A person who won a racial discrimination case against the company will seek a new damages trial after rejecting a fifteen million dollar settlement.
A federal judge reduced a jury's award of $137 million to 15 million dollars. US District Judge William Orrick found that the jury had overreached in its calculation of damages, despite the fact that the judge rejected the claim that it was not liable for the racist abuse.
He rejected the lowerPayout in a court filing on Tuesday. The case is in the Northern District of California.
"In rejecting the court's excessive reduction by asking for a new trial, Mr. Diaz is again asking a jury of his peers to evaluate whatTesla did to him and to provide just compensation for the torrent of racist slurs that was directed at him." Mr.Diaz wants to restore a fair and just punitive damages award that will punish and deterTesla for the racist conduct to which he was subjected.
Orrick reduced the jury's award to $1.5 million in compensatory damages and $13.50 million in punitive damages. According to the judge, the highest award supported by the evidence is 1.5 million dollars, and that the punitive damages can be nine times that amount.
Orrick wrote that the evidence of racist abuse was "disturbing" and that the claim of only "garden variety" emotional distress that was "fortunately mild and short-lived" was not true.
The jury was told that the factory was filled with racists. There was a lot of racial abuse, including the n-word and other slurs. Employees harassed him. His supervisors did nothing to respond. The supervisors joined in on the abuse, one going so far as to threaten and draw a racist caricature near his workspace.

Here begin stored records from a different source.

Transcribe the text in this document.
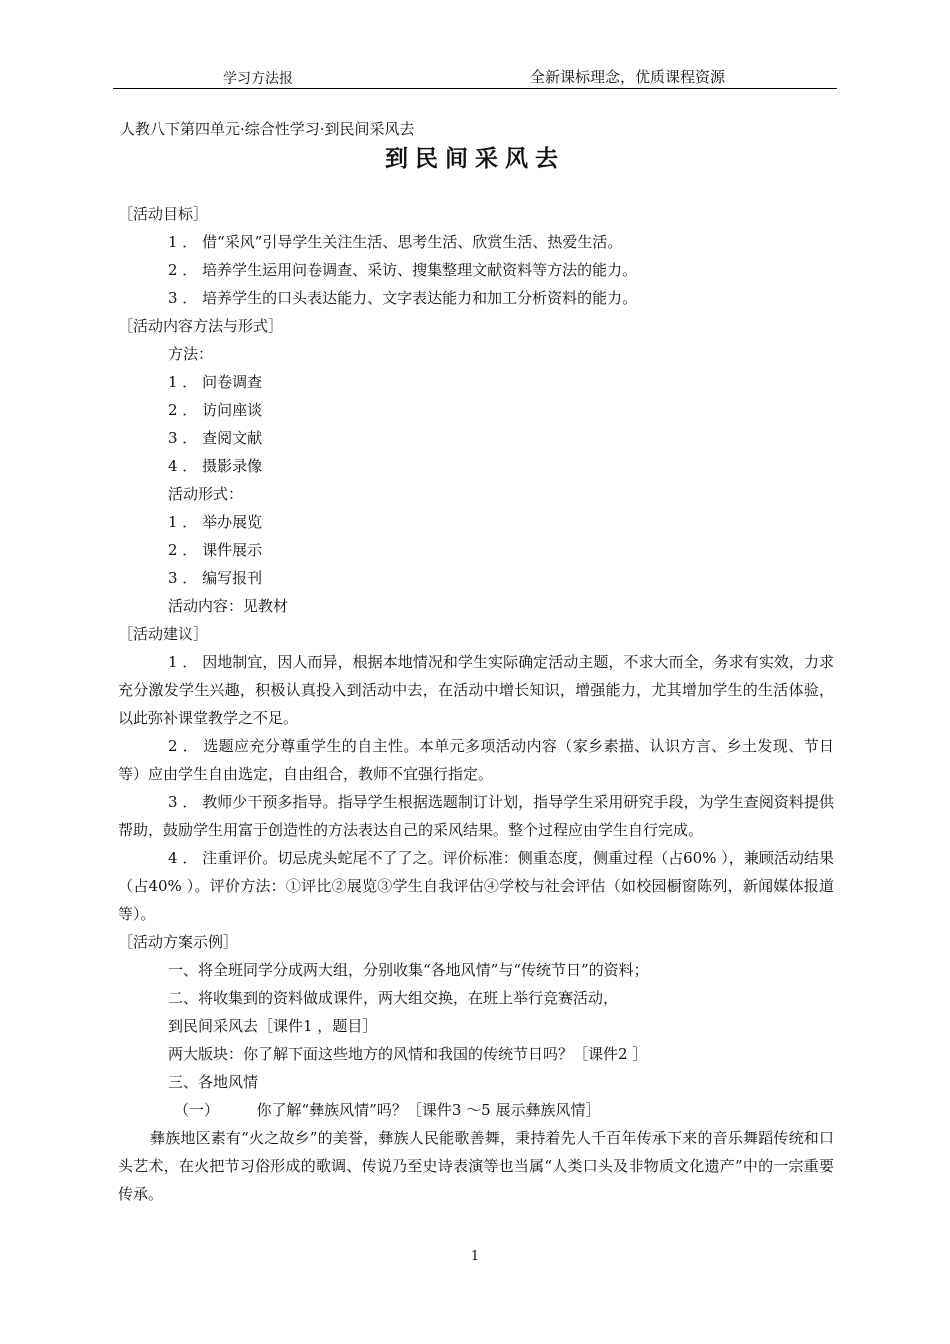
学习方法报	全新课标理念，优质课程资源
人教八下第四单元·综合性学习·到民间采风去
到民间采风去

［活动目标］

1 ． 借“采风”引导学生关注生活、思考生活、欣赏生活、热爱生活。

2 ． 培养学生运用问卷调查、采访、搜集整理文献资料等方法的能力。

3 ． 培养学生的口头表达能力、文字表达能力和加工分析资料的能力。

［活动内容方法与形式］

方法：

1 ． 问卷调查

2 ． 访问座谈

3 ． 查阅文献

4 ． 摄影录像

活动形式：

1 ． 举办展览

2 ． 课件展示

3 ． 编写报刊

活动内容：见教材

［活动建议］

1 ． 因地制宜，因人而异，根据本地情况和学生实际确定活动主题，不求大而全，务求有实效，力求充分激发学生兴趣，积极认真投入到活动中去，在活动中增长知识，增强能力，尤其增加学生的生活体验，以此弥补课堂教学之不足。

2 ． 选题应充分尊重学生的自主性。本单元多项活动内容（家乡素描、认识方言、乡土发现、节日等）应由学生自由选定，自由组合，教师不宜强行指定。

3 ． 教师少干预多指导。指导学生根据选题制订计划，指导学生采用研究手段，为学生查阅资料提供帮助，鼓励学生用富于创造性的方法表达自己的采风结果。整个过程应由学生自行完成。

4 ． 注重评价。切忌虎头蛇尾不了了之。评价标准：侧重态度，侧重过程（占60% ），兼顾活动结果（占40% ）。评价方法：①评比②展览③学生自我评估④学校与社会评估（如校园橱窗陈列，新闻媒体报道等）。

［活动方案示例］

一、将全班同学分成两大组，分别收集“各地风情”与“传统节日”的资料；

二、将收集到的资料做成课件，两大组交换，在班上举行竞赛活动，

到民间采风去［课件1 ，题目］

两大版块：你了解下面这些地方的风情和我国的传统节日吗？［课件2 ］

三、各地风情

（一）　　　你了解“彝族风情”吗？［课件3 ～5 展示彝族风情］

彝族地区素有“火之故乡”的美誉，彝族人民能歌善舞，秉持着先人千百年传承下来的音乐舞蹈传统和口头艺术，在火把节习俗形成的歌调、传说乃至史诗表演等也当属“人类口头及非物质文化遗产”中的一宗重要传承。

1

AdvertisementThe award was lowered in an order on June 7. Orrick wrote that Diaz had not identified a controlling question of law appropriate for immediate appellate review, even though he had filed a motion for certification of the post- trial order.

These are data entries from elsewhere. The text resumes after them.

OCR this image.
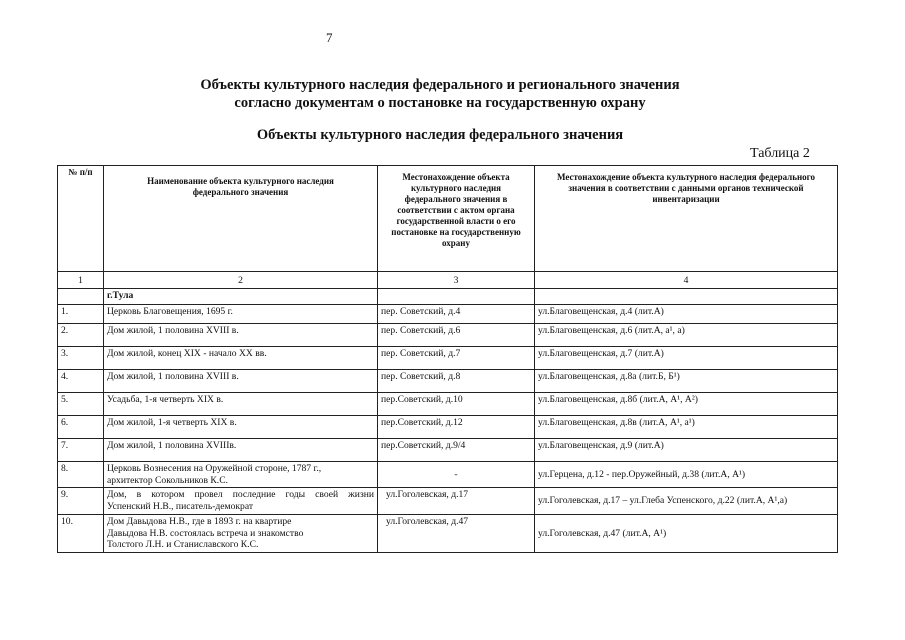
7
Объекты культурного наследия федерального и регионального значения
согласно документам о постановке на государственную охрану
Объекты культурного наследия федерального значения
Таблица 2
№ п/п	Наименование объекта культурного наследия федерального значения	Местонахождение объекта культурного наследия федерального значения в соответствии с актом органа государственной власти о его постановке на государственную охрану	Местонахождение объекта культурного наследия федерального значения в соответствии с данными органов технической инвентаризации
1	2	3	4
	г.Тула		
1.	Церковь Благовещения, 1695 г.	пер. Советский, д.4	ул.Благовещенская, д.4 (лит.А)
2.	Дом жилой, 1 половина XVIII в.	пер. Советский, д.6	ул.Благовещенская, д.6 (лит.А, а¹, а)
3.	Дом жилой, конец XIX - начало XX вв.	пер. Советский, д.7	ул.Благовещенская, д.7 (лит.А)
4.	Дом жилой, 1 половина XVIII в.	пер. Советский, д.8	ул.Благовещенская, д.8а (лит.Б, Б¹)
5.	Усадьба, 1-я четверть XIX в.	пер.Советский, д.10	ул.Благовещенская, д.8б (лит.А, А¹, А²)
6.	Дом жилой, 1-я четверть XIX в.	пер.Советский, д.12	ул.Благовещенская, д.8в (лит.А, А¹, а¹)
7.	Дом жилой, 1 половина XVIIIв.	пер.Советский, д.9/4	ул.Благовещенская, д.9 (лит.А)
8.	Церковь Вознесения на Оружейной стороне, 1787 г.,
архитектор Сокольников К.С.	-	ул.Герцена, д.12 - пер.Оружейный, д.38 (лит.А, А¹)
9.	Дом, в котором провел последние годы своей жизни
Успенский Н.В., писатель-демократ	ул.Гоголевская, д.17	ул.Гоголевская, д.17 – ул.Глеба Успенского, д.22 (лит.А, А¹,а)
10.	Дом Давыдова Н.В., где в 1893 г. на квартире
Давыдова Н.В. состоялась встреча и знакомство
Толстого Л.Н. и Станиславского К.С.	ул.Гоголевская, д.47	ул.Гоголевская, д.47 (лит.А, А¹)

The judge said that his analysis zeroed in on the specific facts elicited at trial. The lack of evidence at trial was the focus of the future damages analysis. Past and future damages were included in the jury's award of $6 million.
An appeal would delay the resolution of the case without much chance of changing it.
I am firmly convinced that the damages award (compensatory and punitive) was excessive. If I saw substantial grounds for a difference of opinion, I would not have issued the remittitur [that reduced damages]. And I have no doubt that certifying this issue would further delay resolution of a case that is already five years old. No factor suggests that interlocutory appeal is appropriate.
His other options are time consuming and risky, as pointed out in his motion for certification for an interlocutory appeal. If there is no certification by this Court and the Ninth Circuit, there is only one way for him to appeal the Court's damages award.
Women are accusing the company of failing to stop rampant sexual harassment at its facilities in California and the LA area. The first of those cases was ruled in May by an Alameda County Superior Court judge.
In a lawsuit filed on Sunday, laid-off workers accused the company of violating US law by not giving them enough notice. The WARN Act requires former employees to get 60 days of pay and benefits.